A local fish shop looks like it has the potential to offer breakfast. It turns out they sell fresh raw fish and nothing else. The proprietor suggests a place around the corner and up the hill called the Nordic Inn, which turns out to work fine, satisfying our morning hunger attack.

Michigan

Passing the Bahrman Potato Warehouse in Skandia, Michigan I needed to stop for this photo due to the heavy sag of the roofs. It wasn’t just the state approaching collapse that I wanted to note but the fact that it was a potato barn, and in my limited thoughts about growing spuds, I’d not thought of them outside of Idaho. Such is the effectiveness of marketing and branding as Michigan is known for cars and Motown, or can you think of anything else?

Michigan

It may as well be summertime in California and Florida all year round, as the constant buzz of activity and throngs of people suggest that the crowds are on vacation there every day. Here we are moving over some incredibly beautiful landscapes in Minnesota, Wisconsin, and Michigan in the middle of summer, and there is nobody out here. This northern part of the Midwest doesn’t seem to draw in that many visitors, which is perplexing. Maybe lakes and forests only hold deep appeal to those who dwell in deserts.

Karen Goff and John Wise in Michigan

With the crazy pace of driving now slowing, we’ll hopefully take more opportunities to step out of the car together to experience the places we are passing through. Here we are on day four already, and this is the first selfie of my mother and me standing in front of Lake Michigan. Over the coming 12 days, there will be very few photos of my mother, which is a bit tragic as this was supposed to be something more than a simple sightseeing trip to New York. At 57 years old, my mom does not have much stamina for physical activity, which includes simply walking. Even 11 years ago, when Caroline and I were in America from Germany to get married, she ended up not being at our midnight ceremony on the Las Vegas strip due to being too tired when she was only 46 years old.

Michigan

I wish I was here with Caroline as there would be no doubt that we’d walk out to the Manistique East Breakwater Lighthouse there in the distance. Instead, I have to put it in the catalog of places to return to.

Michigan

I did have the opportunity to visit the Seul Choix Point Lighthouse in Mueller Township, and while I got a panorama from up the tower, it didn’t turn out as nicely as I’d hoped, so there’s this view.

Michigan

It took us until late afternoon to pass from the north of the Upper Peninsula to the south and over to St. Ignace, Michigan, where we are now. It’s too late in the day for the ferry to Mackinac Island, which we feel won’t give us enough time to visit, with the last ferry returning to the mainland at 9:00 p.m.

Michigan

Putting off Mackinac until tomorrow we decide to head down the eastern shore of Lake Michigan. Over the 5-mile-long bridge to the mainland, let’s see what we can find.

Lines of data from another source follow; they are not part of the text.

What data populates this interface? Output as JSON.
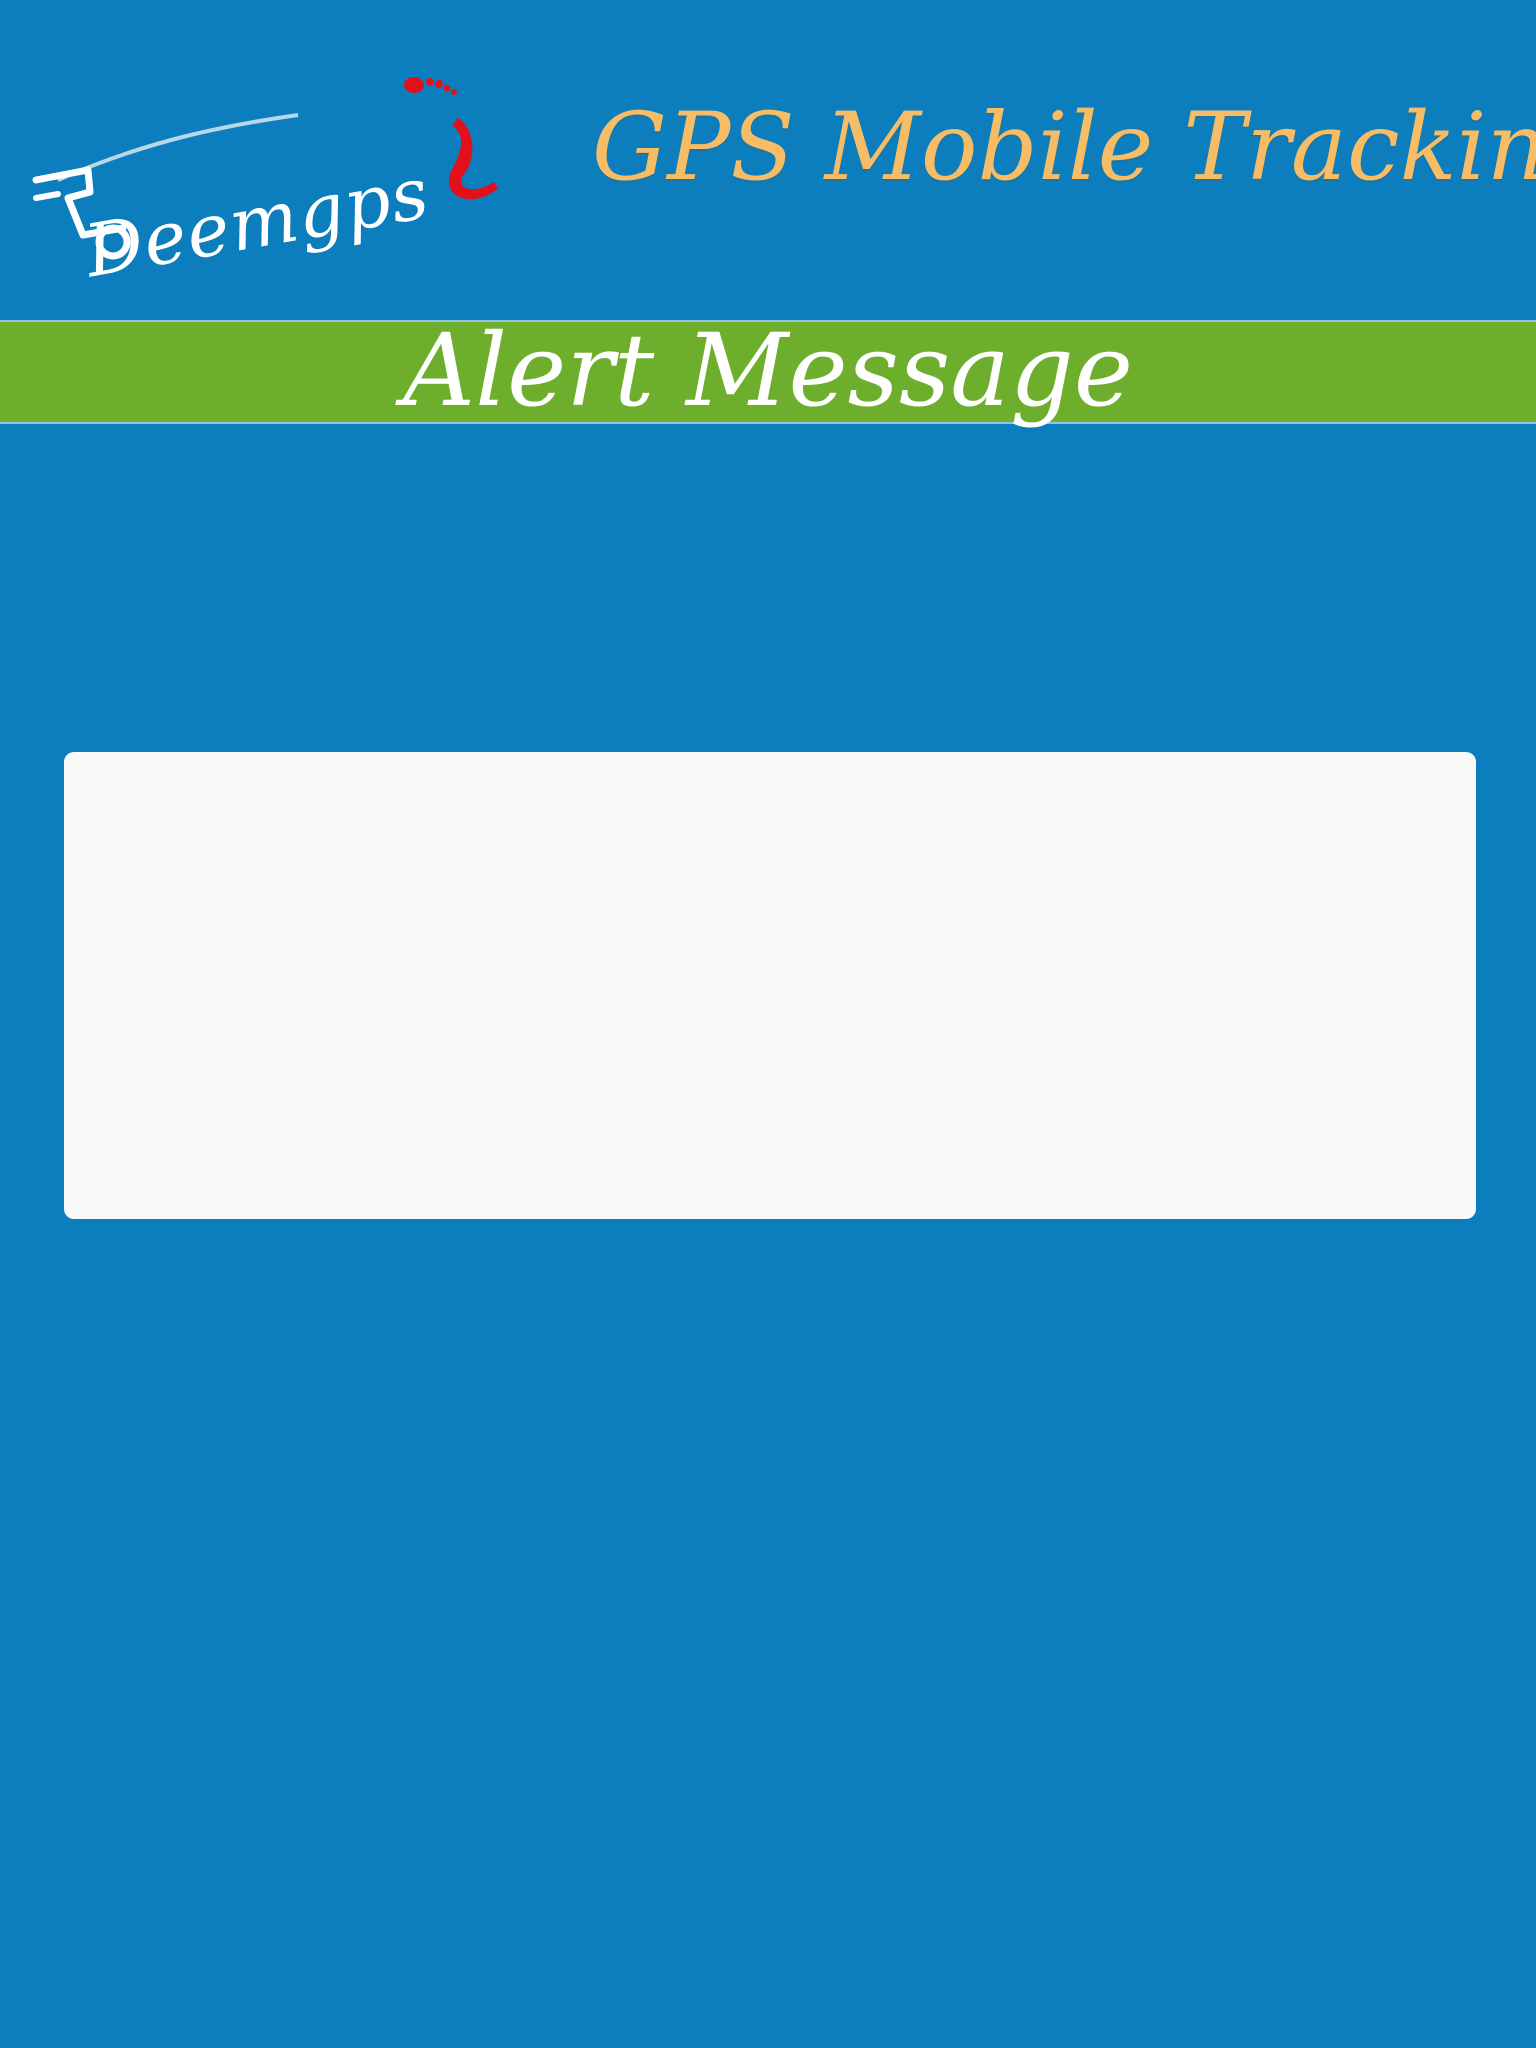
{
  "header": {
    "logo_text": "Deemgps",
    "app_title": "GPS Mobile Tracking"
  },
  "page": {
    "title": "Alert Message"
  },
  "alert": {
    "message": ""
  },
  "colors": {
    "background": "#0c7dbd",
    "title_bar": "#6dae2d",
    "app_title": "#f6bd66",
    "panel": "#f9f9f9",
    "logo_accent": "#e3101b"
  },
  "icons": {
    "logo": "deemgps-logo-car-footprints"
  }
}
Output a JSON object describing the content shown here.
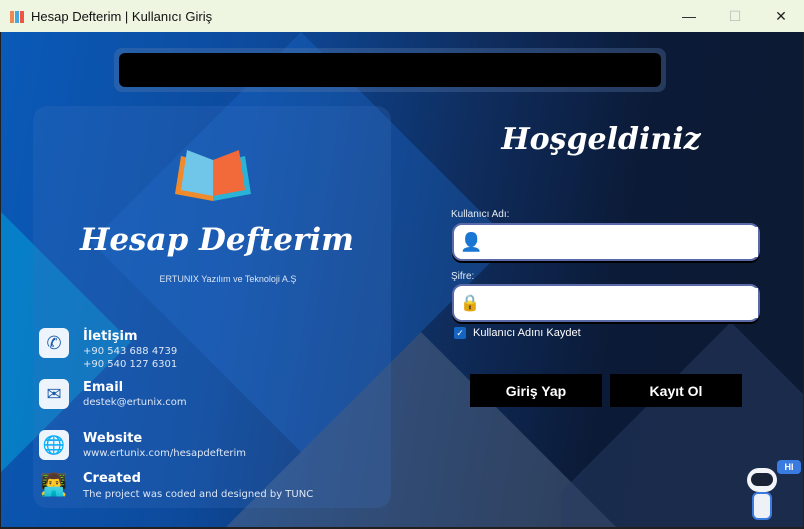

A tip earlier in the day suggested we stop to eat at the Legs Inn Restaurant in Cross Village if we were in the area. Things didn’t work out timing-wise to do so, but it certainly becomes a place to bring Caroline. Another recommendation just beyond Cross Village suggested we drive the M-119 scenic road. It was about to deliver a week’s worth of oohs and aahs.

Michigan

The road is a single lane with barely enough room for two cars to pass. Even a separating line wouldn’t fit on this narrow path as nobody could stay on their side of the road. This is the Tunnel of Trees road. It twists and turns, shaded by the canopy of leaves that blot out the sky. As we enter clearings, we have the feeling of having left a movie theatre with our eyes needing to adjust to the bright light.

Off to our right and occasionally visible through the thicket is Lake Michigan. On our left are some incredibly gorgeous homes buried in the woods. The sun is getting low in the sky, with an amber glow developing over the lake. Neither Mom nor I can believe we almost changed the itinerary to skip this part of the trip with the idea we could instead make it all the way to Maine. We are both mesmerized by the incredible place in which we have found ourselves.

Michigan

And then it gets even better. The town of Harbor Springs sits on Little Traverse Bay and must be one of the most beautiful towns my mother, and I have ever seen in America. We agree that Telluride, Colorado; Jackson Hole, Wyoming; Pt Reyes or Big Sur, California; Ketchum, Idaho, and Bar Harbor, Maine, can’t hold a candle to the extraordinary combination of elements that make this a top location for both of us.

Michigan

We drive right through Petoskey on the hunt for a motel, though we take a quick pause at a scenic overlook to grab a shot of the sunset. I should point out that this far north, the sun doesn’t actually set until after 9:30 p.m., so we know if we putz around looking at sunsets, it will be 11:30 before we check into a motel.

Drats, turned around, a wrong turn, and finally, we are in Charlevoix but not able to find a quaint waterside room. It is 10:30 when we open our door. Charlevoix in the dark, looks to hold a lot of promise for the morning, so it’s time for me to close this chapter and get to sleep. It’s midnight.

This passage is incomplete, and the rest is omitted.